Of course he lost it. Dipping Guy felt
responsible and made us all look for the glove,
offering an unspecified but highly desirable
reward, so someone traipsed to the guy’s car
and someone else checked behind the sofa.
No one found the glove. We all felt bad,
or would have, if we’d known or liked this guy
dumb enough to haul his beloved glove
along for a night of heavy drinking. When the beer
ran out and the night was nearly gone too,
Dipping Guy sent his guests home but wanting
to be a gentleman he walked onto the lawn to
bid us farewell and what should I find revealed
by the humid half light of a hungover
midsummer’s dawn but the poor guy’s
glove lying where any fool could see or trip
over it, right on the path to the house. “Look
what I found,” I said, and held up the glove
like it could actually catch something. I
gave it to the guy, who said, gratefully, wisely,
that he’d leave it home next time. “Can I have
a dip as my reward?” I asked Dipping Guy.
He stared at me a moment, then charged
toward me with fierce resolve. “I’ll dip you
to the seventh circle of hell,” he said, which
sounded threatening, not fun, but then it
was happening: my hands were grasped and
my left knee bent while my right knee straightened
and kicked up, up and my hips dropped to just
above the earth while my hair and my skirt trailed on
the sidewalk and I watched the sky above me blanch
with the inevitable light of morning. And then
he pulled gently on my hands and up I sprang,
my face flushed with blood and gravity,
the rest of me singing and ready to go home.
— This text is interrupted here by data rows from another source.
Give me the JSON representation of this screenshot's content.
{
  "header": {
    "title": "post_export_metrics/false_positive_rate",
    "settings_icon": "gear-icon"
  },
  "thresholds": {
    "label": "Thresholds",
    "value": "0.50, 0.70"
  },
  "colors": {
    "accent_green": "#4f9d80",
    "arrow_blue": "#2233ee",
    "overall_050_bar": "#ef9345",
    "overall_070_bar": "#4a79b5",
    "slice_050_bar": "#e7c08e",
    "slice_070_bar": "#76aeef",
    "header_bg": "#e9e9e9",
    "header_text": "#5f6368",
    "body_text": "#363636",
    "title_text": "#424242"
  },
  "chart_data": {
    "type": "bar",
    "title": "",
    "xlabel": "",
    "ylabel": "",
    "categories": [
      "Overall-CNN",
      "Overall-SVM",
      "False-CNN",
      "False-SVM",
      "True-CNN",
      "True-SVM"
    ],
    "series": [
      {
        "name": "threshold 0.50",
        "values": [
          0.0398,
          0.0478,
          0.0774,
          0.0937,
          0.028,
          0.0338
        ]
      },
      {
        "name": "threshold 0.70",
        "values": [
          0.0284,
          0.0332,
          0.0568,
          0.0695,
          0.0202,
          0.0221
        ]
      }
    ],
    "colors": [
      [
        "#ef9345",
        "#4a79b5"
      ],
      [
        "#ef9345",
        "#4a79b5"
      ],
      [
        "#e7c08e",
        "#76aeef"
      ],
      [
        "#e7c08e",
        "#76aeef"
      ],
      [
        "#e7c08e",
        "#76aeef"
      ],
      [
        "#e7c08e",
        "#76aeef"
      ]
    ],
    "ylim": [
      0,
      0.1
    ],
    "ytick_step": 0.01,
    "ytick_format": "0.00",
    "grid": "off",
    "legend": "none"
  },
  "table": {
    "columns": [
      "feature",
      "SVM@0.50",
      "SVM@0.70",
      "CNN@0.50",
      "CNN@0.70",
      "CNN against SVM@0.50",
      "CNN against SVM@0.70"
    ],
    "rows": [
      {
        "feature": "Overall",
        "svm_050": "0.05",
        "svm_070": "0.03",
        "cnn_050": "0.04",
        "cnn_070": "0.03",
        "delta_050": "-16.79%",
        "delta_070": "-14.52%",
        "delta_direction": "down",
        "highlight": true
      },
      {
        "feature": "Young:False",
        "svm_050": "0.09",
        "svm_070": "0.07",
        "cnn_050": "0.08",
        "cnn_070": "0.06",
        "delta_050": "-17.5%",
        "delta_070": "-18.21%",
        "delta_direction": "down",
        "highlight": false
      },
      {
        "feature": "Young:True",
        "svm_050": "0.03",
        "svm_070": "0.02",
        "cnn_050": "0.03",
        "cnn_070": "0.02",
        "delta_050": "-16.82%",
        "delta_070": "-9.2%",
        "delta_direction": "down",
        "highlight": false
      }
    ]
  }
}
from Rattle #43, Spring 2014
Tribute to Love Poems

__________

Holly Welker: “I grew up in southern Arizona, the descendant of dour Mormon pioneers I always praised for having the sense to get the hell out of Utah soon after they arrived there, which made things a little awkward when I ended up living in Salt Lake City. I began writing as an eleven-year-old because I was promised an audience of angels if I shared my deepest thoughts in a journal. Eventually I gave up writing for angels; it’s plain old human beings I want to connect with now.”